Believe me, I’m tired of all the timeouts, too. Is there anything more exasperating than flicking through four different channels and finding a commercial on every single one?

But despite its many flaws, I still love the NCAA Tournament. At a time when big money compels schools to switch leagues the way fans switch TV channels, the little guy can still rise up and beat the bully.

I’ve said for years that the opening Thursday and Friday of the NCAAs are the best two days in sports. Late Friday, I had a big smile on my face. Really, how could you beat what happened on the first two days this year, when the oldest and newest teams in Division I won a game for the first time?

On Thursday, the nation’s oldest college won a game for the first time. Harvard, which was founded in 1636 and had made the field only twice before, shocked New Mexico, the No. 3 seed in the West.

On Friday, Florida Gulf Coast, a 15th seed from the Atlantic Sun, upset Georgetown. Gulf Coast is the youngest of the NCAA’s 347 schools playing Division I sports. The college, located in Fort Myers, was founded in 1991.

It was a great story, but that was supposed to be the end of it. Gulf Coast would celebrate its one shining moment for 48 hours and come crashing to earth, like so many other one-shot Cinderellas through the years. The Eagles would lose the next game and leave the Big Dance to the big boys.

Gulf Coast didn’t get the memo. The Eagles showed up Sunday night at the Wells Fargo Center in Philadelphia, cocky and confident, and shocked the world all over again. The Eagles pulled away from another favored opponent in a withering second half and beat seventh-seed San Diego State, 81-71.

Florida Gulf Coast, in its second year in Division I, became the first No. 15 seed to reach the Sweet 16 since the tournament expanded to 64 teams in 1985.

Two days earlier, they had become just the seventh No. 15 to win a game. This team is no fluke. They were the better team against San Diego State, same as they were against Georgetown. They’re quick, they play solid defense in the post, and they have a couple of dynamic guards in 6-foot-4 senior Sherwood Brown and 6-3 sophomore point guard Brett Comer, who had a career-high 14 assists.

Gulf Coast, audacious in its cobalt blue and green uniforms, became the nation’s darling Friday. Their coach, Andy Enfield, gave up a lucrative career on Wall Street to coach the Eagles. His wife, Amanda, is a former supermodel.
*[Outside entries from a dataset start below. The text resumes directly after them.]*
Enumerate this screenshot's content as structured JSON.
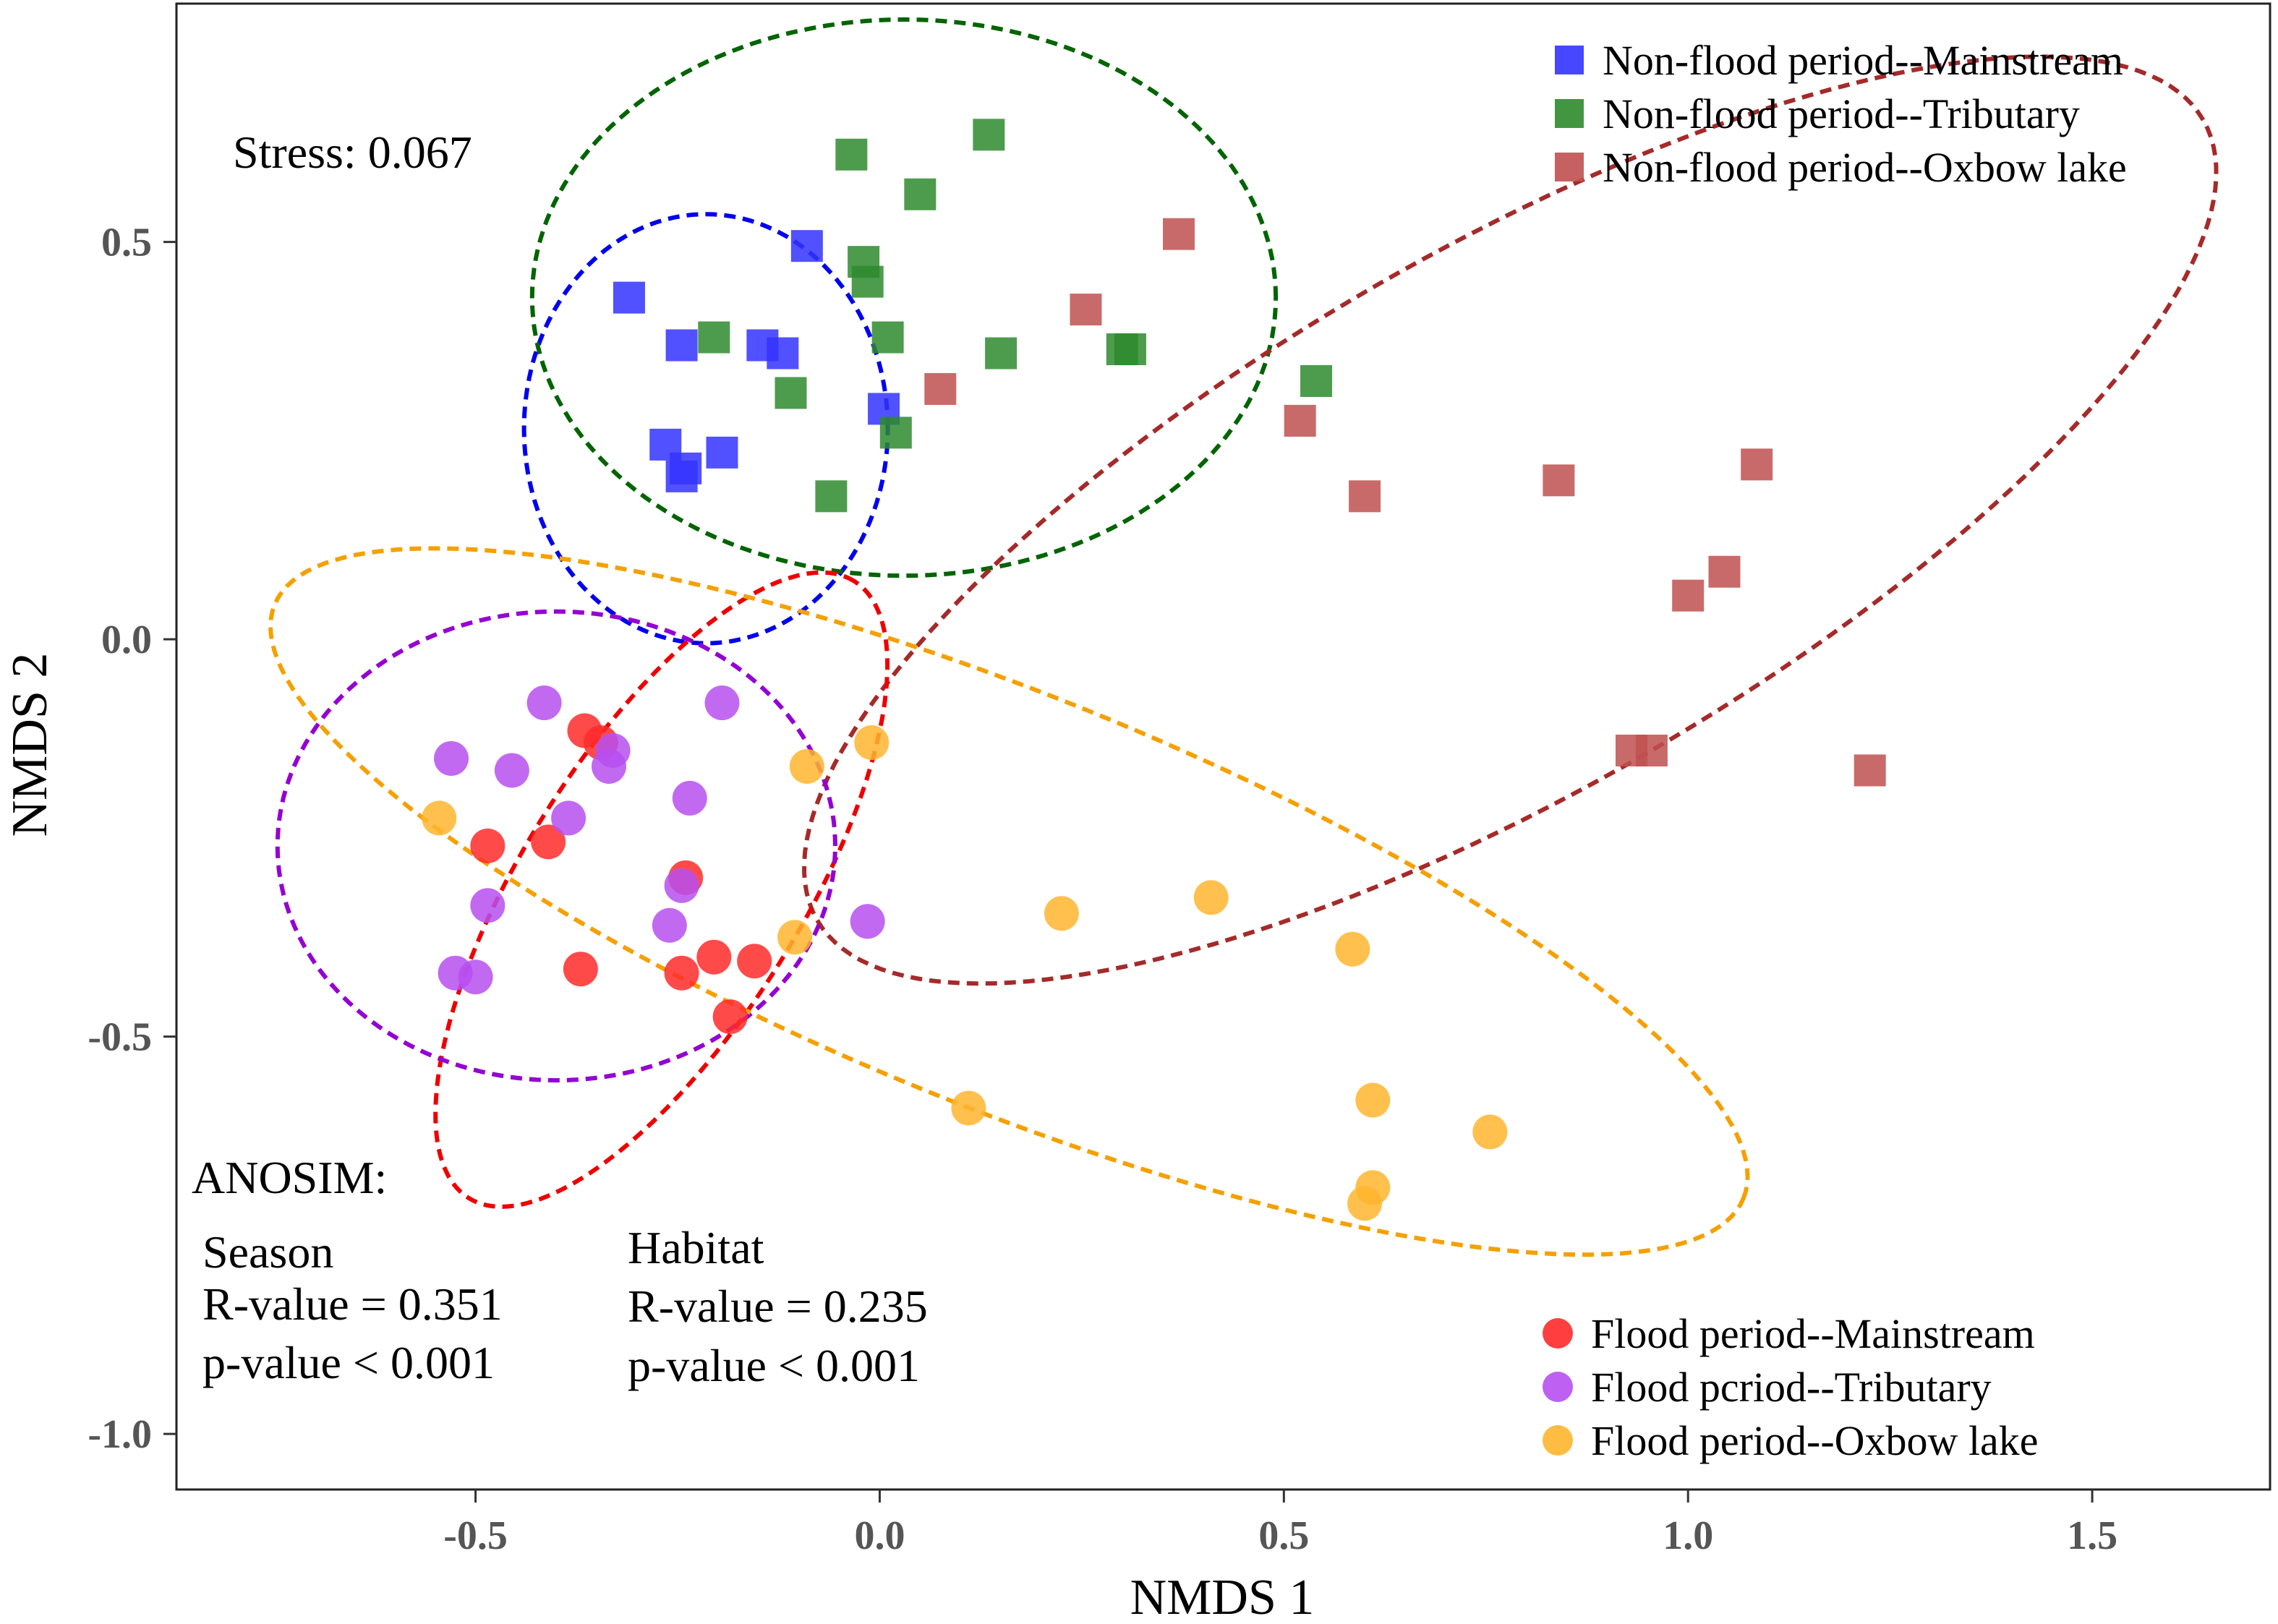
{
  "chart_data": {
    "type": "scatter",
    "title": "",
    "xlabel": "NMDS 1",
    "ylabel": "NMDS 2",
    "xlim": [
      -0.87,
      1.72
    ],
    "ylim": [
      -1.07,
      0.8
    ],
    "xticks": [
      -0.5,
      0.0,
      0.5,
      1.0,
      1.5
    ],
    "xtick_labels": [
      "-0.5",
      "0.0",
      "0.5",
      "1.0",
      "1.5"
    ],
    "yticks": [
      0.5,
      0.0,
      -0.5,
      -1.0
    ],
    "ytick_labels": [
      "0.5",
      "0.0",
      "-0.5",
      "-1.0"
    ],
    "grid": false,
    "stress_text": "Stress: 0.067",
    "anosim": {
      "heading": "ANOSIM:",
      "season": {
        "label": "Season",
        "r_text": "R-value = 0.351",
        "p_text": "p-value < 0.001"
      },
      "habitat": {
        "label": "Habitat",
        "r_text": "R-value = 0.235",
        "p_text": "p-value < 0.001"
      }
    },
    "legend_top": {
      "position": "top-right",
      "entries": [
        {
          "series": 0,
          "label": "Non-flood period--Mainstream"
        },
        {
          "series": 1,
          "label": "Non-flood period--Tributary"
        },
        {
          "series": 2,
          "label": "Non-flood period--Oxbow lake"
        }
      ]
    },
    "legend_bottom": {
      "position": "bottom-right",
      "entries": [
        {
          "series": 3,
          "label": "Flood period--Mainstream"
        },
        {
          "series": 4,
          "label": "Flood pcriod--Tributary"
        },
        {
          "series": 5,
          "label": "Flood period--Oxbow lake"
        }
      ]
    },
    "series": [
      {
        "name": "Non-flood period--Mainstream",
        "marker": "square",
        "color": "#3333ff",
        "ellipse_color": "#0000ee",
        "ellipse": {
          "cx": -0.215,
          "cy": 0.265,
          "rx": 0.225,
          "ry": 0.27,
          "angle": 0
        },
        "points": [
          [
            -0.31,
            0.43
          ],
          [
            -0.245,
            0.37
          ],
          [
            -0.145,
            0.37
          ],
          [
            -0.12,
            0.36
          ],
          [
            -0.09,
            0.495
          ],
          [
            -0.265,
            0.245
          ],
          [
            -0.24,
            0.215
          ],
          [
            -0.195,
            0.235
          ],
          [
            -0.245,
            0.205
          ],
          [
            0.005,
            0.29
          ]
        ]
      },
      {
        "name": "Non-flood period--Tributary",
        "marker": "square",
        "color": "#2e8b2e",
        "ellipse_color": "#006400",
        "ellipse": {
          "cx": 0.03,
          "cy": 0.43,
          "rx": 0.46,
          "ry": 0.35,
          "angle": 0
        },
        "points": [
          [
            -0.035,
            0.61
          ],
          [
            0.135,
            0.635
          ],
          [
            0.05,
            0.56
          ],
          [
            -0.02,
            0.475
          ],
          [
            -0.015,
            0.45
          ],
          [
            -0.205,
            0.38
          ],
          [
            0.01,
            0.38
          ],
          [
            0.15,
            0.36
          ],
          [
            0.3,
            0.365
          ],
          [
            0.31,
            0.365
          ],
          [
            -0.11,
            0.31
          ],
          [
            0.02,
            0.26
          ],
          [
            0.54,
            0.325
          ],
          [
            -0.06,
            0.18
          ]
        ]
      },
      {
        "name": "Non-flood period--Oxbow lake",
        "marker": "square",
        "color": "#c05050",
        "ellipse_color": "#a52a2a",
        "ellipse": {
          "cx": 0.78,
          "cy": 0.15,
          "rx": 0.99,
          "ry": 0.34,
          "angle": 30
        },
        "points": [
          [
            0.37,
            0.51
          ],
          [
            0.255,
            0.415
          ],
          [
            0.075,
            0.315
          ],
          [
            0.52,
            0.275
          ],
          [
            0.6,
            0.18
          ],
          [
            0.84,
            0.2
          ],
          [
            1.085,
            0.22
          ],
          [
            1.045,
            0.085
          ],
          [
            1.0,
            0.055
          ],
          [
            0.93,
            -0.14
          ],
          [
            0.955,
            -0.14
          ],
          [
            1.225,
            -0.165
          ]
        ]
      },
      {
        "name": "Flood period--Mainstream",
        "marker": "circle",
        "color": "#ff2a2a",
        "ellipse_color": "#ee0000",
        "ellipse": {
          "cx": -0.27,
          "cy": -0.315,
          "rx": 0.45,
          "ry": 0.175,
          "angle": 58
        },
        "points": [
          [
            -0.365,
            -0.115
          ],
          [
            -0.345,
            -0.13
          ],
          [
            -0.485,
            -0.26
          ],
          [
            -0.41,
            -0.255
          ],
          [
            -0.24,
            -0.3
          ],
          [
            -0.37,
            -0.415
          ],
          [
            -0.245,
            -0.42
          ],
          [
            -0.205,
            -0.4
          ],
          [
            -0.155,
            -0.405
          ],
          [
            -0.185,
            -0.475
          ]
        ]
      },
      {
        "name": "Flood pcriod--Tributary",
        "marker": "circle",
        "color": "#b74ff0",
        "ellipse_color": "#9400d3",
        "ellipse": {
          "cx": -0.4,
          "cy": -0.26,
          "rx": 0.345,
          "ry": 0.295,
          "angle": 0
        },
        "points": [
          [
            -0.415,
            -0.08
          ],
          [
            -0.195,
            -0.08
          ],
          [
            -0.53,
            -0.15
          ],
          [
            -0.33,
            -0.14
          ],
          [
            -0.335,
            -0.16
          ],
          [
            -0.455,
            -0.165
          ],
          [
            -0.235,
            -0.2
          ],
          [
            -0.385,
            -0.225
          ],
          [
            -0.245,
            -0.31
          ],
          [
            -0.485,
            -0.335
          ],
          [
            -0.26,
            -0.36
          ],
          [
            -0.015,
            -0.355
          ],
          [
            -0.525,
            -0.42
          ],
          [
            -0.5,
            -0.425
          ]
        ]
      },
      {
        "name": "Flood period--Oxbow lake",
        "marker": "circle",
        "color": "#ffb52e",
        "ellipse_color": "#f5a000",
        "ellipse": {
          "cx": 0.16,
          "cy": -0.33,
          "rx": 0.98,
          "ry": 0.26,
          "angle": -22
        },
        "points": [
          [
            -0.01,
            -0.13
          ],
          [
            -0.09,
            -0.16
          ],
          [
            -0.545,
            -0.225
          ],
          [
            -0.105,
            -0.375
          ],
          [
            0.225,
            -0.345
          ],
          [
            0.41,
            -0.325
          ],
          [
            0.585,
            -0.39
          ],
          [
            0.11,
            -0.59
          ],
          [
            0.61,
            -0.58
          ],
          [
            0.755,
            -0.62
          ],
          [
            0.61,
            -0.69
          ],
          [
            0.6,
            -0.71
          ]
        ]
      }
    ]
  }
}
In a conservative era when coaches micromanage every fraction of a second in a game, the Eagles play with a refreshing verve. They throw more lobs than any team I’ve seen. Boy, is Gulf Coast fun to watch. Watching them dunk those lobs, it brought me back to the “Phi Slama Jama” Houston team of 30 years ago.

Now FGCU gets a shot at Florida in the Sweet 16. The story just keeps getting better. Florida Gulf Coast has two years in Division I. Florida, led by Billy Donovan, has two national titles.

No team seeded 13th or worse has ever made it to the “Elite Eight.” The music generally stops early for the Cinderella teams. By the second round, it’s the middle-range teams that become the tournament sleepers.

Gonzaga used to be America’s darling. This year, they came into the tournament as the top seed in the West and the nation’s top-ranked team. Critics said the Zags were a soft No. 1 seed, and they showed it by getting upset by Wichita State on Saturday, 76-70.

Indiana, the top seed in the East, struggled to get past Temple on Sunday. Kansas didn’t look the role of a No. 1 seed against Western Kentucky in its first game. Ohio State, the No. 2 seed in the West, needed a buzzer-beater to beat 10th-seeded Iowa State on Sunday.

There’s more parity in college basketball than ever. The first week of the NCAAs proved it. Gulf Coast slammed the reality home. When a team that wasn’t even in D-I a couple of years ago can make a run, you know things are wide open.

There are about a dozen teams that had a claim to No. 1 during the regular season. The gap between those teams and the teams in the 30-40 range is narrower than ever. You could see it in those 1-9 and 2-10 matchups.

Nothing would surprise me from here. Any of the 16 remaining teams could make the Final Four in Atlanta. No team is invulnerable. I’m not going to rule out Florida Gulf Coast. If you changed the uniforms and put some established names on their jerseys, like “Illinois” or “Oklahoma” or “Oregon,” people would have taken them for a typical contender. They didn’t even win the Atlantic Sun regular season. Mercer did.

That’s the beauty of the tournament. No matter the size or age of the school, or the power of the conference, everyone has a chance.

Every once in awhile, a team comes along like a revelation, reminding us that some pretty good basketball gets played in obscure places.

It’s pretty fun, you must admit. The Gulf Coast players seemed to be having a ball. Late in Sunday’s game, as they were pulling away from the Aztecs, a guard named Christophe Varidel was actually kicking up his heels as he ran back down the floor.

As someone who loves this tournament for the underdog stories, for the little guys, I felt like kicking mine up, too.